Bu, bağımsız, özgür, vatansever Türk basınına yapılan zulümlere bir itirazdır.

Bu, hukuk devletinin derebeyliklere dönüştürülüp,canını, hak ve hukukunu korumakla yükümlü olduğu vatandaşlarına tuzak kurulmasına bir başkaldırıdır.

Son sözüm, yine 9 yıl önceki Odatv kumpas davasından olsun:

"Bu siyasi bir davadır. Ne kadar yatacağımıza, ne zaman çıkacağımıza bizi aldıran irade en baştan karar verdiği için sizden herhangi bir talebim yoktur." demiştim. Bunu aynen tekrarlıyor, sadece şunu eklemek istiyorum:

Elbette bir gün savunma yapacağım. Ama burada değil; bu intikamnameyi hazırlatan ve hazırlayanlar bağımsız ve tarafsız Türk mahkemelerinde yargılandıkları gün, en olmadı tarih önünde hesaba çekildikleri zaman, benim de bir çift sözüm olacaktır.

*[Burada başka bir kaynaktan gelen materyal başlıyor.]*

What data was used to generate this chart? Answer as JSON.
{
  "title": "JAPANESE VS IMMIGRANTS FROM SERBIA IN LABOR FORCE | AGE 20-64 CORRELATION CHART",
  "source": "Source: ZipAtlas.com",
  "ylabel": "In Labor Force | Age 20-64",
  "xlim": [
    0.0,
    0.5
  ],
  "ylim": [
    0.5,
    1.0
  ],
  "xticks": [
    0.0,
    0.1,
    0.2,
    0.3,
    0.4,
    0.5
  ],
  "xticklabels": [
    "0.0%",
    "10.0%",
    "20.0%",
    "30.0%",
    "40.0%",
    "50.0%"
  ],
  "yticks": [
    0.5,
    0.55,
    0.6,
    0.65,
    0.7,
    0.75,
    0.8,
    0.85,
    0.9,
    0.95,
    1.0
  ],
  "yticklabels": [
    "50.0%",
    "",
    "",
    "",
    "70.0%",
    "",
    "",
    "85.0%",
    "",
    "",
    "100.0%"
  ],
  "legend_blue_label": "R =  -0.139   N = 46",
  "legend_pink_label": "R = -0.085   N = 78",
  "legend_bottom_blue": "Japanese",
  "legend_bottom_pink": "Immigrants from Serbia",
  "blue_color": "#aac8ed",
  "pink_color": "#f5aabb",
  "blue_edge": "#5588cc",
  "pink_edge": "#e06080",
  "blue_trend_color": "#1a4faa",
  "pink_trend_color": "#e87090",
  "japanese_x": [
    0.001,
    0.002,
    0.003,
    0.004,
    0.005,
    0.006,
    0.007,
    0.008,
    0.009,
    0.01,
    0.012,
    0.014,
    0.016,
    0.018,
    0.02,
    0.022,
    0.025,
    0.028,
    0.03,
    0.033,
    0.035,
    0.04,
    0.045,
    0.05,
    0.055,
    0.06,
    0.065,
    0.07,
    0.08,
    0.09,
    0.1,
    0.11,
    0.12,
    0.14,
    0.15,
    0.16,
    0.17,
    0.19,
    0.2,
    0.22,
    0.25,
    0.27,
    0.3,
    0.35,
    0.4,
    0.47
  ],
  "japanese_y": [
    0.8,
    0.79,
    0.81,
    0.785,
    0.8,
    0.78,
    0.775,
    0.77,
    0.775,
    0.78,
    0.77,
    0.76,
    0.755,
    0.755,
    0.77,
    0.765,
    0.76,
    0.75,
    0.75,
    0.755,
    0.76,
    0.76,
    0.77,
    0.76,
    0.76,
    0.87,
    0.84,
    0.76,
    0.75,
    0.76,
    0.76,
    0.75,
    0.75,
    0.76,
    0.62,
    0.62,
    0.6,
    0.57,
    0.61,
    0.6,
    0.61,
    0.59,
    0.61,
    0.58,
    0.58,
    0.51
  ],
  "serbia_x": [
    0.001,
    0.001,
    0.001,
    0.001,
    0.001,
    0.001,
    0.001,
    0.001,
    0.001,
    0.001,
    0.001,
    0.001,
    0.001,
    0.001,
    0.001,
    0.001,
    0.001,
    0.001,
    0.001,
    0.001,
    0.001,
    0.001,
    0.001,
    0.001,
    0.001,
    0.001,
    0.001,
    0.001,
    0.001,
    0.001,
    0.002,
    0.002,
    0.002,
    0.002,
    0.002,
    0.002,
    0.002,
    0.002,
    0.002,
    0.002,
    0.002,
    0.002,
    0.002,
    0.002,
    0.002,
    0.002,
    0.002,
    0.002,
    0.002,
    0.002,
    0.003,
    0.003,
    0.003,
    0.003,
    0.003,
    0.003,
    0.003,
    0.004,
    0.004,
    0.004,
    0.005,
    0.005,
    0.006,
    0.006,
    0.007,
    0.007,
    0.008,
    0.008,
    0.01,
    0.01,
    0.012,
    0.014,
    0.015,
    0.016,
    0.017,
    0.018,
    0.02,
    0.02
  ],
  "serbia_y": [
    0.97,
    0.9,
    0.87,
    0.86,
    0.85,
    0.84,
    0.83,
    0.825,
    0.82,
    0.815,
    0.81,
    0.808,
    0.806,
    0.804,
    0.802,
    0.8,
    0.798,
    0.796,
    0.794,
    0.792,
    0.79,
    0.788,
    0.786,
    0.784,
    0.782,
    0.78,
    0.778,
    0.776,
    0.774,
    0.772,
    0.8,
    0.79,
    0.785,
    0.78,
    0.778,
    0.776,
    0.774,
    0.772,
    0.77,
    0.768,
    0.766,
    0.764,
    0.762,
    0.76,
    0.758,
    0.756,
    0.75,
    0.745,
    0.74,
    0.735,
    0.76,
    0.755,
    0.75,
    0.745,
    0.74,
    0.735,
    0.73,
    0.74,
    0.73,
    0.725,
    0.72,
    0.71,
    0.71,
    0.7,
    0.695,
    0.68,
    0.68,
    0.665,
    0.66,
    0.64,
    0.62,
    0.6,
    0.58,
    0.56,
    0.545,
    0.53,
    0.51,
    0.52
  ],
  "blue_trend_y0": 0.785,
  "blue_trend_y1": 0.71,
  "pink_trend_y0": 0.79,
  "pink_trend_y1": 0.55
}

Beni dinlediğiniz için teşekkür ederim."

'BİR ÜLKE GAZETECİSİ KADAR ÖZGÜRDÜR'

Tele 1 Ankara Temsilcisi İsmail Dükel ise savunmasında, "Bir ülke gazetecisi kadar özgürdür. Dün akşam bir bakan istifa etti. Söyleyemeyen, yazamayan medya ortada. Bir gazetecinin neden yargılandığına buradan başlamak gerekiyor." dedi.

Dükeli "40 yıllık gazeteciyim. Bir haberle ilgili en az iki teyit alırım. Bir gazeteci olarak bilgi almak zorundayım. Bu suçlama konusu yapılacak bir konu değil.

Benden vatan haini çıkmaz. Ancak vatanperver çıkar."

Dükel, "Babam astsubay küçümsemiyorum ancak rütbesi itibariyle bilgisi sınırlı olan birinin peşinden neden koşturayım? Ama beni arayan birini dinlerim. Teyid edersem haber yaparım" dedi.